A couple of weeks ago Glenn Tempest wrote a blog about the March 2012 DSE burn in Tarilta Creek Gorge. Friends of the Box-Ironbarks Forests (FOBIF) also posted a critical assessment of the DSE burning operations in the Upper Loddon State Forest here. We know that many of you who use our walking guides and who especially love the box-ironbark forests of the goldfields region will be appalled at what basically amounted to an act of environmental vandalism. The Tarilta Creek Gorge is a much loved walk and it is not expected to fully recover for many years.

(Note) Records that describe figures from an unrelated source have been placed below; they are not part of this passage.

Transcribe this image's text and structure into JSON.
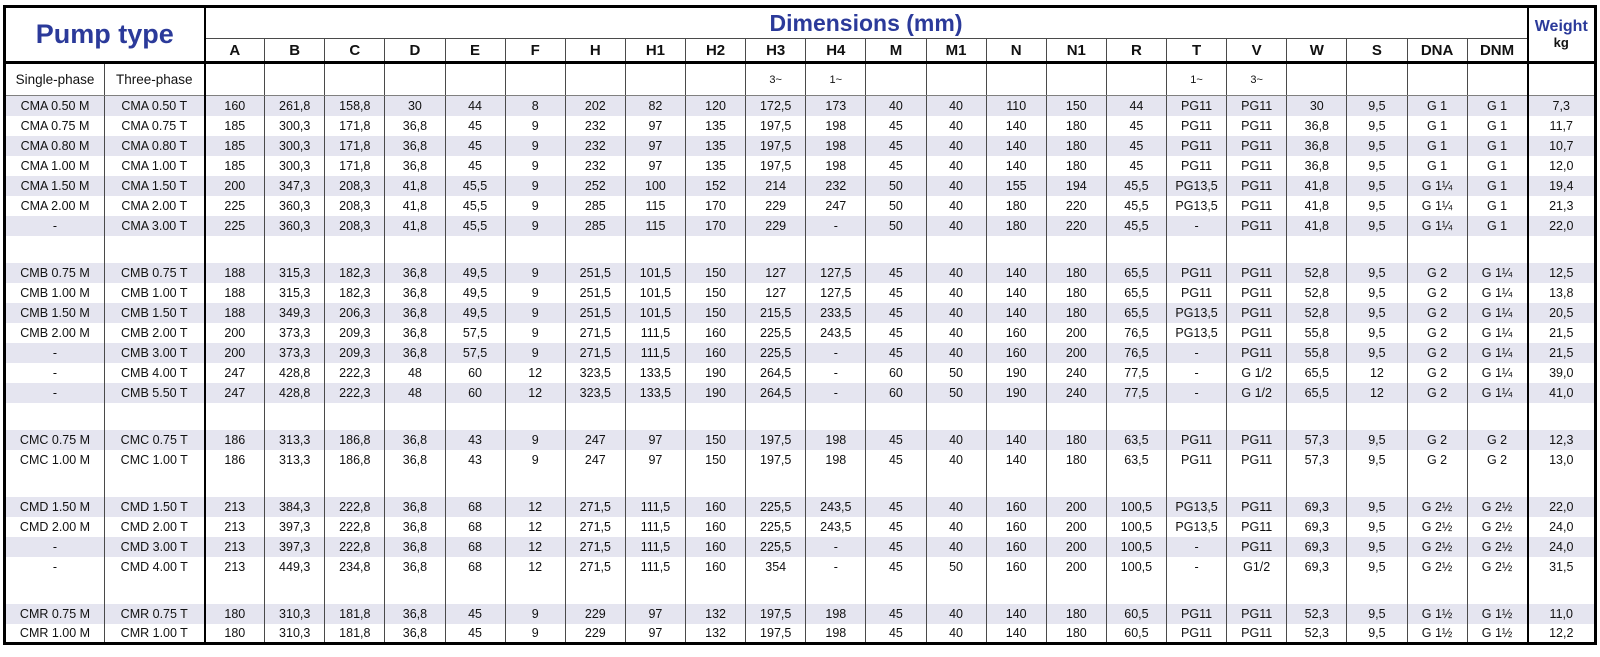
{
  "colors": {
    "header_blue": "#2b3a9a",
    "stripe": "#e5e5f0"
  },
  "header": {
    "pump_type_label": "Pump type",
    "dimensions_label": "Dimensions (mm)",
    "weight_label": "Weight",
    "weight_unit": "kg",
    "single_phase_label": "Single-phase",
    "three_phase_label": "Three-phase",
    "columns": [
      "A",
      "B",
      "C",
      "D",
      "E",
      "F",
      "H",
      "H1",
      "H2",
      "H3",
      "H4",
      "M",
      "M1",
      "N",
      "N1",
      "R",
      "T",
      "V",
      "W",
      "S",
      "DNA",
      "DNM"
    ],
    "subheader_cells": [
      "",
      "",
      "",
      "",
      "",
      "",
      "",
      "",
      "",
      "3~",
      "1~",
      "",
      "",
      "",
      "",
      "",
      "1~",
      "3~",
      "",
      "",
      "",
      ""
    ]
  },
  "groups": [
    {
      "rows": [
        {
          "single": "CMA 0.50 M",
          "three": "CMA 0.50 T",
          "values": [
            "160",
            "261,8",
            "158,8",
            "30",
            "44",
            "8",
            "202",
            "82",
            "120",
            "172,5",
            "173",
            "40",
            "40",
            "110",
            "150",
            "44",
            "PG11",
            "PG11",
            "30",
            "9,5",
            "G 1",
            "G 1"
          ],
          "weight": "7,3"
        },
        {
          "single": "CMA 0.75 M",
          "three": "CMA 0.75 T",
          "values": [
            "185",
            "300,3",
            "171,8",
            "36,8",
            "45",
            "9",
            "232",
            "97",
            "135",
            "197,5",
            "198",
            "45",
            "40",
            "140",
            "180",
            "45",
            "PG11",
            "PG11",
            "36,8",
            "9,5",
            "G 1",
            "G 1"
          ],
          "weight": "11,7"
        },
        {
          "single": "CMA 0.80 M",
          "three": "CMA 0.80 T",
          "values": [
            "185",
            "300,3",
            "171,8",
            "36,8",
            "45",
            "9",
            "232",
            "97",
            "135",
            "197,5",
            "198",
            "45",
            "40",
            "140",
            "180",
            "45",
            "PG11",
            "PG11",
            "36,8",
            "9,5",
            "G 1",
            "G 1"
          ],
          "weight": "10,7"
        },
        {
          "single": "CMA 1.00 M",
          "three": "CMA 1.00 T",
          "values": [
            "185",
            "300,3",
            "171,8",
            "36,8",
            "45",
            "9",
            "232",
            "97",
            "135",
            "197,5",
            "198",
            "45",
            "40",
            "140",
            "180",
            "45",
            "PG11",
            "PG11",
            "36,8",
            "9,5",
            "G 1",
            "G 1"
          ],
          "weight": "12,0"
        },
        {
          "single": "CMA 1.50 M",
          "three": "CMA 1.50 T",
          "values": [
            "200",
            "347,3",
            "208,3",
            "41,8",
            "45,5",
            "9",
            "252",
            "100",
            "152",
            "214",
            "232",
            "50",
            "40",
            "155",
            "194",
            "45,5",
            "PG13,5",
            "PG11",
            "41,8",
            "9,5",
            "G 1¼",
            "G 1"
          ],
          "weight": "19,4"
        },
        {
          "single": "CMA 2.00 M",
          "three": "CMA 2.00 T",
          "values": [
            "225",
            "360,3",
            "208,3",
            "41,8",
            "45,5",
            "9",
            "285",
            "115",
            "170",
            "229",
            "247",
            "50",
            "40",
            "180",
            "220",
            "45,5",
            "PG13,5",
            "PG11",
            "41,8",
            "9,5",
            "G 1¼",
            "G 1"
          ],
          "weight": "21,3"
        },
        {
          "single": "-",
          "three": "CMA 3.00 T",
          "values": [
            "225",
            "360,3",
            "208,3",
            "41,8",
            "45,5",
            "9",
            "285",
            "115",
            "170",
            "229",
            "-",
            "50",
            "40",
            "180",
            "220",
            "45,5",
            "-",
            "PG11",
            "41,8",
            "9,5",
            "G 1¼",
            "G 1"
          ],
          "weight": "22,0"
        }
      ]
    },
    {
      "rows": [
        {
          "single": "CMB 0.75 M",
          "three": "CMB 0.75 T",
          "values": [
            "188",
            "315,3",
            "182,3",
            "36,8",
            "49,5",
            "9",
            "251,5",
            "101,5",
            "150",
            "127",
            "127,5",
            "45",
            "40",
            "140",
            "180",
            "65,5",
            "PG11",
            "PG11",
            "52,8",
            "9,5",
            "G 2",
            "G 1¼"
          ],
          "weight": "12,5"
        },
        {
          "single": "CMB 1.00 M",
          "three": "CMB 1.00 T",
          "values": [
            "188",
            "315,3",
            "182,3",
            "36,8",
            "49,5",
            "9",
            "251,5",
            "101,5",
            "150",
            "127",
            "127,5",
            "45",
            "40",
            "140",
            "180",
            "65,5",
            "PG11",
            "PG11",
            "52,8",
            "9,5",
            "G 2",
            "G 1¼"
          ],
          "weight": "13,8"
        },
        {
          "single": "CMB 1.50 M",
          "three": "CMB 1.50 T",
          "values": [
            "188",
            "349,3",
            "206,3",
            "36,8",
            "49,5",
            "9",
            "251,5",
            "101,5",
            "150",
            "215,5",
            "233,5",
            "45",
            "40",
            "140",
            "180",
            "65,5",
            "PG13,5",
            "PG11",
            "52,8",
            "9,5",
            "G 2",
            "G 1¼"
          ],
          "weight": "20,5"
        },
        {
          "single": "CMB 2.00 M",
          "three": "CMB 2.00 T",
          "values": [
            "200",
            "373,3",
            "209,3",
            "36,8",
            "57,5",
            "9",
            "271,5",
            "111,5",
            "160",
            "225,5",
            "243,5",
            "45",
            "40",
            "160",
            "200",
            "76,5",
            "PG13,5",
            "PG11",
            "55,8",
            "9,5",
            "G 2",
            "G 1¼"
          ],
          "weight": "21,5"
        },
        {
          "single": "-",
          "three": "CMB 3.00 T",
          "values": [
            "200",
            "373,3",
            "209,3",
            "36,8",
            "57,5",
            "9",
            "271,5",
            "111,5",
            "160",
            "225,5",
            "-",
            "45",
            "40",
            "160",
            "200",
            "76,5",
            "-",
            "PG11",
            "55,8",
            "9,5",
            "G 2",
            "G 1¼"
          ],
          "weight": "21,5"
        },
        {
          "single": "-",
          "three": "CMB 4.00 T",
          "values": [
            "247",
            "428,8",
            "222,3",
            "48",
            "60",
            "12",
            "323,5",
            "133,5",
            "190",
            "264,5",
            "-",
            "60",
            "50",
            "190",
            "240",
            "77,5",
            "-",
            "G 1/2",
            "65,5",
            "12",
            "G 2",
            "G 1¼"
          ],
          "weight": "39,0"
        },
        {
          "single": "-",
          "three": "CMB 5.50 T",
          "values": [
            "247",
            "428,8",
            "222,3",
            "48",
            "60",
            "12",
            "323,5",
            "133,5",
            "190",
            "264,5",
            "-",
            "60",
            "50",
            "190",
            "240",
            "77,5",
            "-",
            "G 1/2",
            "65,5",
            "12",
            "G 2",
            "G 1¼"
          ],
          "weight": "41,0"
        }
      ]
    },
    {
      "rows": [
        {
          "single": "CMC 0.75 M",
          "three": "CMC 0.75 T",
          "values": [
            "186",
            "313,3",
            "186,8",
            "36,8",
            "43",
            "9",
            "247",
            "97",
            "150",
            "197,5",
            "198",
            "45",
            "40",
            "140",
            "180",
            "63,5",
            "PG11",
            "PG11",
            "57,3",
            "9,5",
            "G 2",
            "G 2"
          ],
          "weight": "12,3"
        },
        {
          "single": "CMC 1.00 M",
          "three": "CMC 1.00 T",
          "values": [
            "186",
            "313,3",
            "186,8",
            "36,8",
            "43",
            "9",
            "247",
            "97",
            "150",
            "197,5",
            "198",
            "45",
            "40",
            "140",
            "180",
            "63,5",
            "PG11",
            "PG11",
            "57,3",
            "9,5",
            "G 2",
            "G 2"
          ],
          "weight": "13,0"
        }
      ]
    },
    {
      "rows": [
        {
          "single": "CMD 1.50 M",
          "three": "CMD 1.50 T",
          "values": [
            "213",
            "384,3",
            "222,8",
            "36,8",
            "68",
            "12",
            "271,5",
            "111,5",
            "160",
            "225,5",
            "243,5",
            "45",
            "40",
            "160",
            "200",
            "100,5",
            "PG13,5",
            "PG11",
            "69,3",
            "9,5",
            "G 2½",
            "G 2½"
          ],
          "weight": "22,0"
        },
        {
          "single": "CMD 2.00 M",
          "three": "CMD 2.00 T",
          "values": [
            "213",
            "397,3",
            "222,8",
            "36,8",
            "68",
            "12",
            "271,5",
            "111,5",
            "160",
            "225,5",
            "243,5",
            "45",
            "40",
            "160",
            "200",
            "100,5",
            "PG13,5",
            "PG11",
            "69,3",
            "9,5",
            "G 2½",
            "G 2½"
          ],
          "weight": "24,0"
        },
        {
          "single": "-",
          "three": "CMD 3.00 T",
          "values": [
            "213",
            "397,3",
            "222,8",
            "36,8",
            "68",
            "12",
            "271,5",
            "111,5",
            "160",
            "225,5",
            "-",
            "45",
            "40",
            "160",
            "200",
            "100,5",
            "-",
            "PG11",
            "69,3",
            "9,5",
            "G 2½",
            "G 2½"
          ],
          "weight": "24,0"
        },
        {
          "single": "-",
          "three": "CMD 4.00 T",
          "values": [
            "213",
            "449,3",
            "234,8",
            "36,8",
            "68",
            "12",
            "271,5",
            "111,5",
            "160",
            "354",
            "-",
            "45",
            "50",
            "160",
            "200",
            "100,5",
            "-",
            "G1/2",
            "69,3",
            "9,5",
            "G 2½",
            "G 2½"
          ],
          "weight": "31,5"
        }
      ]
    },
    {
      "rows": [
        {
          "single": "CMR 0.75 M",
          "three": "CMR 0.75 T",
          "values": [
            "180",
            "310,3",
            "181,8",
            "36,8",
            "45",
            "9",
            "229",
            "97",
            "132",
            "197,5",
            "198",
            "45",
            "40",
            "140",
            "180",
            "60,5",
            "PG11",
            "PG11",
            "52,3",
            "9,5",
            "G 1½",
            "G 1½"
          ],
          "weight": "11,0"
        },
        {
          "single": "CMR 1.00 M",
          "three": "CMR 1.00 T",
          "values": [
            "180",
            "310,3",
            "181,8",
            "36,8",
            "45",
            "9",
            "229",
            "97",
            "132",
            "197,5",
            "198",
            "45",
            "40",
            "140",
            "180",
            "60,5",
            "PG11",
            "PG11",
            "52,3",
            "9,5",
            "G 1½",
            "G 1½"
          ],
          "weight": "12,2"
        }
      ]
    }
  ]
}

FOBIF secretary Bernard Slattery wrote to DSE with a number of questions. Paul Bates, Forest Manager, Bendigo Forest Management Area responded to these questions and FOBIF posted his reply on the blog DSE Answers on Tarilta Fire. This makes for interesting reading, if only because it shows that DSE have no intention in providing genuine answers to these important questions.

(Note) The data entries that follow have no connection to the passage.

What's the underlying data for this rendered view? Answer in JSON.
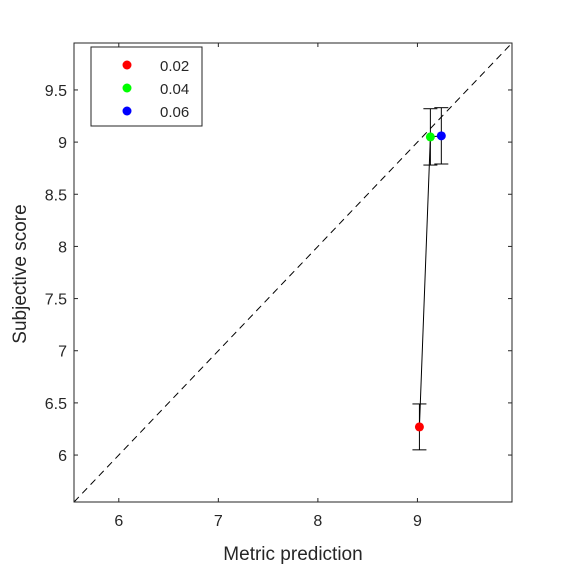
{
  "chart_data": {
    "type": "scatter",
    "xlabel": "Metric prediction",
    "ylabel": "Subjective score",
    "xlim": [
      5.55,
      9.95
    ],
    "ylim": [
      5.55,
      9.95
    ],
    "xticks": [
      6,
      7,
      8,
      9
    ],
    "yticks": [
      6,
      6.5,
      7,
      7.5,
      8,
      8.5,
      9,
      9.5
    ],
    "xtick_labels": [
      "6",
      "7",
      "8",
      "9"
    ],
    "ytick_labels": [
      "6",
      "6.5",
      "7",
      "7.5",
      "8",
      "8.5",
      "9",
      "9.5"
    ],
    "grid": false,
    "legend_position": "top-left",
    "reference_line": "y = x (dashed)",
    "series": [
      {
        "name": "0.02",
        "color": "#ff0000",
        "x": 9.02,
        "y": 6.27,
        "err_low": 6.05,
        "err_high": 6.49
      },
      {
        "name": "0.04",
        "color": "#00ff00",
        "x": 9.13,
        "y": 9.05,
        "err_low": 8.78,
        "err_high": 9.32
      },
      {
        "name": "0.06",
        "color": "#0000ff",
        "x": 9.24,
        "y": 9.06,
        "err_low": 8.79,
        "err_high": 9.33
      }
    ],
    "connecting_line": true
  }
}
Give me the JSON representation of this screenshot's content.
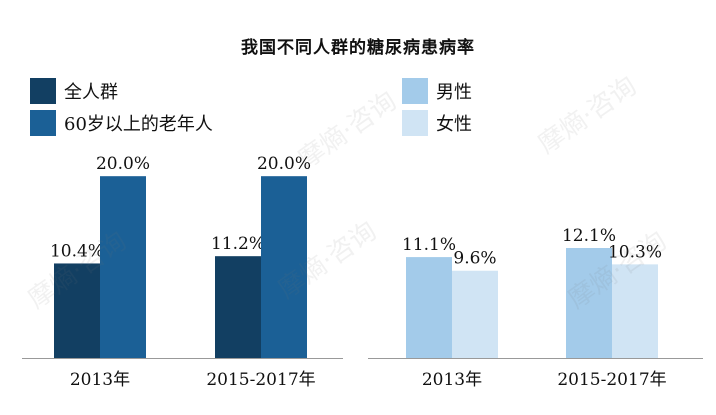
{
  "title": "我国不同人群的糖尿病患病率",
  "watermark": "摩熵·咨询",
  "chart_data": [
    {
      "type": "bar",
      "categories": [
        "2013年",
        "2015-2017年"
      ],
      "series": [
        {
          "name": "全人群",
          "values": [
            10.4,
            11.2
          ],
          "color": "#123f62"
        },
        {
          "name": "60岁以上的老年人",
          "values": [
            20.0,
            20.0
          ],
          "color": "#1b6096"
        }
      ],
      "ylim": [
        0,
        22
      ],
      "value_suffix": "%",
      "legend": "top-left"
    },
    {
      "type": "bar",
      "categories": [
        "2013年",
        "2015-2017年"
      ],
      "series": [
        {
          "name": "男性",
          "values": [
            11.1,
            12.1
          ],
          "color": "#a3cbea"
        },
        {
          "name": "女性",
          "values": [
            9.6,
            10.3
          ],
          "color": "#d0e4f4"
        }
      ],
      "ylim": [
        0,
        22
      ],
      "value_suffix": "%",
      "legend": "top-left"
    }
  ]
}
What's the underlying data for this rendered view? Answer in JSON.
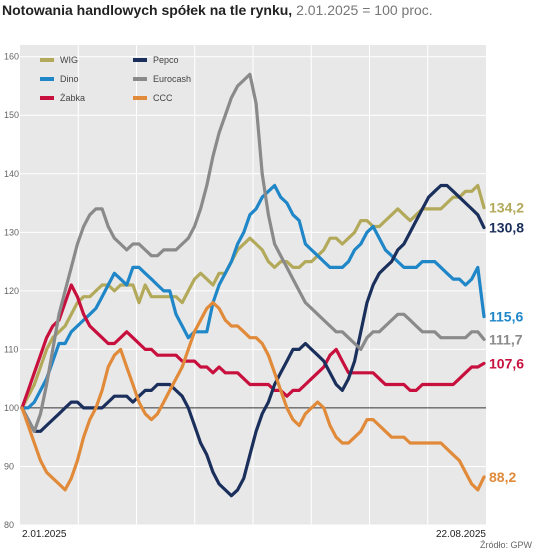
{
  "title": {
    "main": "Notowania handlowych spółek na tle rynku,",
    "sub": "2.01.2025 = 100 proc."
  },
  "source": "Źródło: GPW",
  "chart_data": {
    "type": "line",
    "title": "Notowania handlowych spółek na tle rynku, 2.01.2025 = 100 proc.",
    "xlabel": "",
    "ylabel": "",
    "ylim": [
      80,
      162
    ],
    "yticks": [
      80,
      90,
      100,
      110,
      120,
      130,
      140,
      150,
      160
    ],
    "baseline": 100,
    "x_range_labels": [
      "2.01.2025",
      "22.08.2025"
    ],
    "grid": true,
    "legend_position": "top-left",
    "series": [
      {
        "name": "WIG",
        "color": "#b3a95a",
        "end_label": "134,2",
        "values": [
          100,
          102,
          104,
          107,
          110,
          112,
          113,
          114,
          116,
          118,
          119,
          119,
          120,
          121,
          121,
          120,
          121,
          121,
          121,
          118,
          121,
          119,
          119,
          119,
          119,
          119,
          118,
          120,
          122,
          123,
          122,
          121,
          123,
          123,
          125,
          127,
          128,
          129,
          128,
          127,
          125,
          124,
          125,
          125,
          124,
          124,
          125,
          125,
          126,
          127,
          129,
          129,
          128,
          129,
          130,
          132,
          132,
          131,
          131,
          132,
          133,
          134,
          133,
          132,
          133,
          134,
          134,
          134,
          134,
          135,
          136,
          136,
          137,
          137,
          138,
          134.2
        ]
      },
      {
        "name": "Dino",
        "color": "#1f86c8",
        "end_label": "115,6",
        "values": [
          100,
          100,
          101,
          103,
          105,
          108,
          111,
          111,
          113,
          114,
          115,
          116,
          117,
          119,
          121,
          123,
          122,
          121,
          124,
          124,
          123,
          122,
          121,
          120,
          120,
          116,
          114,
          112,
          113,
          113,
          113,
          118,
          121,
          123,
          125,
          128,
          130,
          133,
          134,
          136,
          137,
          138,
          136,
          135,
          133,
          132,
          128,
          127,
          126,
          125,
          124,
          124,
          124,
          125,
          127,
          128,
          130,
          131,
          129,
          127,
          126,
          125,
          124,
          124,
          124,
          125,
          125,
          125,
          124,
          123,
          122,
          122,
          121,
          122,
          124,
          115.6
        ]
      },
      {
        "name": "Żabka",
        "color": "#c8103e",
        "end_label": "107,6",
        "values": [
          100,
          103,
          106,
          109,
          112,
          114,
          115,
          118,
          121,
          119,
          116,
          114,
          113,
          112,
          111,
          111,
          112,
          113,
          112,
          111,
          110,
          110,
          109,
          109,
          109,
          109,
          108,
          108,
          108,
          107,
          107,
          106,
          107,
          106,
          106,
          106,
          105,
          104,
          104,
          104,
          104,
          103,
          103,
          102,
          103,
          103,
          104,
          105,
          106,
          107,
          109,
          110,
          108,
          106,
          106,
          106,
          106,
          106,
          105,
          104,
          104,
          104,
          104,
          103,
          103,
          104,
          104,
          104,
          104,
          104,
          104,
          105,
          106,
          107,
          107,
          107.6
        ]
      },
      {
        "name": "Pepco",
        "color": "#1b2f5c",
        "end_label": "130,8",
        "values": [
          100,
          98,
          96,
          96,
          97,
          98,
          99,
          100,
          101,
          101,
          100,
          100,
          100,
          100,
          101,
          102,
          102,
          102,
          101,
          102,
          103,
          103,
          104,
          104,
          104,
          103,
          102,
          100,
          97,
          94,
          92,
          89,
          87,
          86,
          85,
          86,
          88,
          92,
          96,
          99,
          101,
          104,
          106,
          108,
          110,
          110,
          111,
          110,
          109,
          108,
          106,
          104,
          103,
          105,
          108,
          113,
          118,
          121,
          123,
          124,
          125,
          127,
          128,
          130,
          132,
          134,
          136,
          137,
          138,
          138,
          137,
          136,
          135,
          134,
          133,
          130.8
        ]
      },
      {
        "name": "Eurocash",
        "color": "#8a8a8a",
        "end_label": "111,7",
        "values": [
          100,
          98,
          96,
          99,
          104,
          110,
          116,
          120,
          124,
          128,
          131,
          133,
          134,
          134,
          131,
          129,
          128,
          127,
          128,
          128,
          127,
          126,
          126,
          127,
          127,
          127,
          128,
          129,
          131,
          134,
          138,
          143,
          147,
          150,
          153,
          155,
          156,
          157,
          152,
          140,
          133,
          128,
          126,
          124,
          122,
          120,
          118,
          117,
          116,
          115,
          114,
          113,
          113,
          112,
          111,
          110,
          112,
          113,
          113,
          114,
          115,
          116,
          116,
          115,
          114,
          113,
          113,
          113,
          112,
          112,
          112,
          112,
          112,
          113,
          113,
          111.7
        ]
      },
      {
        "name": "CCC",
        "color": "#e08a3a",
        "end_label": "88,2",
        "values": [
          100,
          97,
          94,
          91,
          89,
          88,
          87,
          86,
          88,
          91,
          95,
          98,
          100,
          103,
          107,
          109,
          110,
          107,
          104,
          101,
          99,
          98,
          99,
          101,
          103,
          105,
          107,
          110,
          113,
          115,
          117,
          118,
          117,
          115,
          114,
          114,
          113,
          112,
          112,
          111,
          109,
          106,
          103,
          100,
          98,
          97,
          99,
          100,
          101,
          100,
          97,
          95,
          94,
          94,
          95,
          96,
          98,
          98,
          97,
          96,
          95,
          95,
          95,
          94,
          94,
          94,
          94,
          94,
          94,
          93,
          92,
          91,
          89,
          87,
          86,
          88.2
        ]
      }
    ]
  }
}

Glenn Tempest, author of Daywalks Around Melbourne and the forthcoming Goldfields Walks visited Tarilta Creek Gorge only a week or so before the burn. There were perhaps half a dozen trees along Limestone Track that had been raked. According to Glenn none of the old yellow gums within the gorge had been raked.
Above are a couple of Glenn’s photos that were taken on that day as well as a selection of photos taken immediately after the burn (courtesy of Rob Simons, a local landholder of which a section of the Tarilta Creek runs through). These images clearly show just how much damage has been done and of the enormous amount of silt and topsoil now filling the creek.